1 post filed under ux
It’s the little things

If we’re designing systems we want people to love it could be more important to think about the little things that will get on their nerves than the cool things that excite them.
When you spend a lot of time with someone it’s the little things that piss you off most. The way they leave their shoes in the hall, the way they make a funny little noise when they eat, the way they… grr.
It’s especially true of those you love. Love amplifies these problems.
In isolation those things are pathetic but it’s the combination of them that add up to something far greater than a big but forgivable misdemeanor.
A plane crash is very rarely due to something catastrophic happening to the plane. It’s most often due to a sequence of very small, otherwise insignificant events.
The same thing applies to digital product design. It’s the little things that wind people up the most. Simple little information architecture or interaction design oversights or mistakes that are almost right but you know, somehow not right. Not enough to complain about on their own but combined with all the other little idiosyncrasies of the system conspire to make the experience of using a system a rubbish one.

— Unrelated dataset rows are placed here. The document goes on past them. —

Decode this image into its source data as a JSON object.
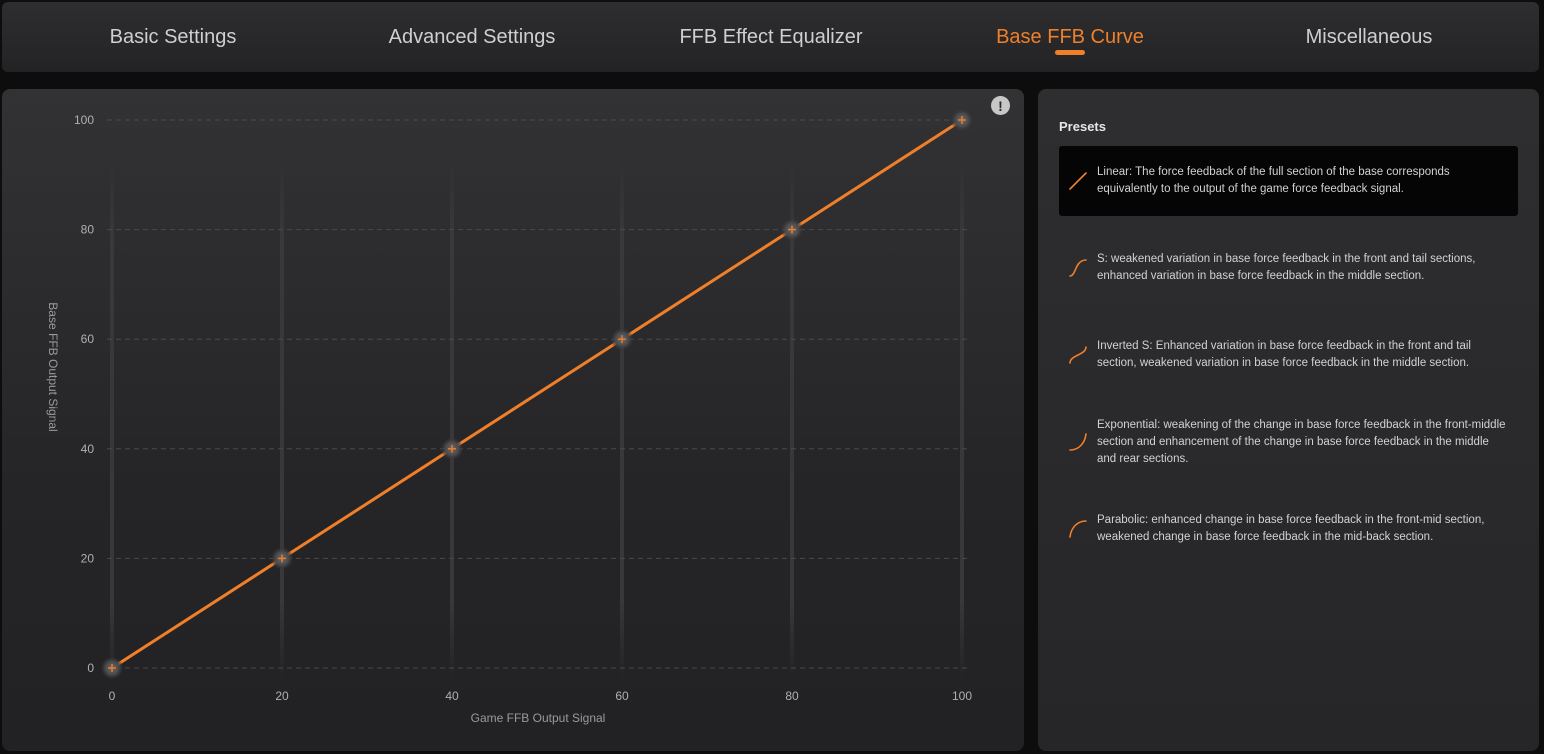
{
  "tabs": [
    {
      "label": "Basic Settings",
      "active": false
    },
    {
      "label": "Advanced Settings",
      "active": false
    },
    {
      "label": "FFB Effect Equalizer",
      "active": false
    },
    {
      "label": "Base FFB Curve",
      "active": true
    },
    {
      "label": "Miscellaneous",
      "active": false
    }
  ],
  "colors": {
    "accent": "#f07f2a",
    "panel": "#2a2a2c",
    "background": "#0d0d0e"
  },
  "info_button": {
    "label": "!"
  },
  "chart_data": {
    "type": "line",
    "xlabel": "Game FFB Output Signal",
    "ylabel": "Base FFB Output Signal",
    "xlim": [
      0,
      100
    ],
    "ylim": [
      0,
      100
    ],
    "x_ticks": [
      0,
      20,
      40,
      60,
      80,
      100
    ],
    "y_ticks": [
      0,
      20,
      40,
      60,
      80,
      100
    ],
    "grid": true,
    "series": [
      {
        "x": [
          0,
          20,
          40,
          60,
          80,
          100
        ],
        "y": [
          0,
          20,
          40,
          60,
          80,
          100
        ],
        "color": "#f07f2a"
      }
    ]
  },
  "presets": {
    "title": "Presets",
    "items": [
      {
        "name": "linear",
        "text": "Linear: The force feedback of the full section of the base corresponds equivalently to the output of the game force feedback signal.",
        "selected": true,
        "icon": "linear-curve-icon"
      },
      {
        "name": "s",
        "text": "S: weakened variation in base force feedback in the front and tail sections, enhanced variation in base force feedback in the middle section.",
        "selected": false,
        "icon": "s-curve-icon"
      },
      {
        "name": "inverted-s",
        "text": "Inverted S: Enhanced variation in base force feedback in the front and tail section, weakened variation in base force feedback in the middle section.",
        "selected": false,
        "icon": "inverted-s-curve-icon"
      },
      {
        "name": "exponential",
        "text": "Exponential: weakening of the change in base force feedback in the front-middle section and enhancement of the change in base force feedback in the middle and rear sections.",
        "selected": false,
        "icon": "exponential-curve-icon"
      },
      {
        "name": "parabolic",
        "text": "Parabolic: enhanced change in base force feedback in the front-mid section, weakened change in base force feedback in the mid-back section.",
        "selected": false,
        "icon": "parabolic-curve-icon"
      }
    ]
  }
}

It’s these things that often get missed - even during extensive user testing. Lots of effort is put in to designing page layouts, navigation, and major features but very little effort is put into designing the things that really matter to people. Crisis points. System messages, error reporting and mundane processes are often left to developers to implement without even asking for a designer’s input and it should almost be the other way round. It might be worth working to identify these things first and designing outward from that.